Thanksgiving is a little more expensive this year.
The American Farm Bureau Federationreleased the results of its 29th price survey on the cost of Thanksgiving dinner Thursday. The overall cost of a Thanksgiving meal that feeds 10 went up to $49.41 from $49.04 last year.
“That’s fairly stable price on our survey,” said John Anderson, Farm Bureau Deputy Chief Economist.
One gobble of relief was the price of turkey, which was expected to go up due to reduced supply. Instead, a 16-pound frozen turkey costs $21.65 on average, 11 cents less than in 2013.
Anderson said retailers ate most of the wholesale cost to get people into the stores.
“Thanksgiving is their Super Bowl and World Series rolled into one. Turkey is a big deal at Thanksgiving, it gets people into the grocery store so they want good deals,” Anderson said.
A decrease in energy costs likely helped keep prices down.
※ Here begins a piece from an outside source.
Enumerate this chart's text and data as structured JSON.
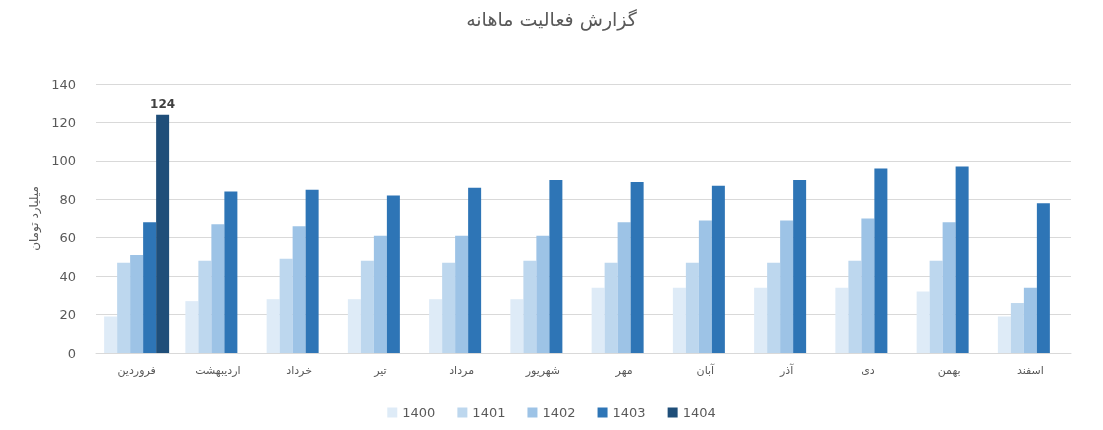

Theaverage gas price dropped 10 percent from last November to $2.89, according to the American Automobile Association.
Because of production and shipping costs, that’s a decent chunk of the sweet potato pie.
To conduct the annual survey, The Farm Bureau sends 179 volunteer shoppers to grocery stores in 35 states. Their mission: to find the best deal possible.
The survey includes other staples such as stuffing, sweet potatoes, rolls with butter, peas, cranberries and pumpkin pie with a cup of coffee. It does not take into account more recent trends in buying fresh, organic or local products.
But no matter how you take your turkey or how much is costs, there’s no replacement for the joy of fighting over the last leg with family.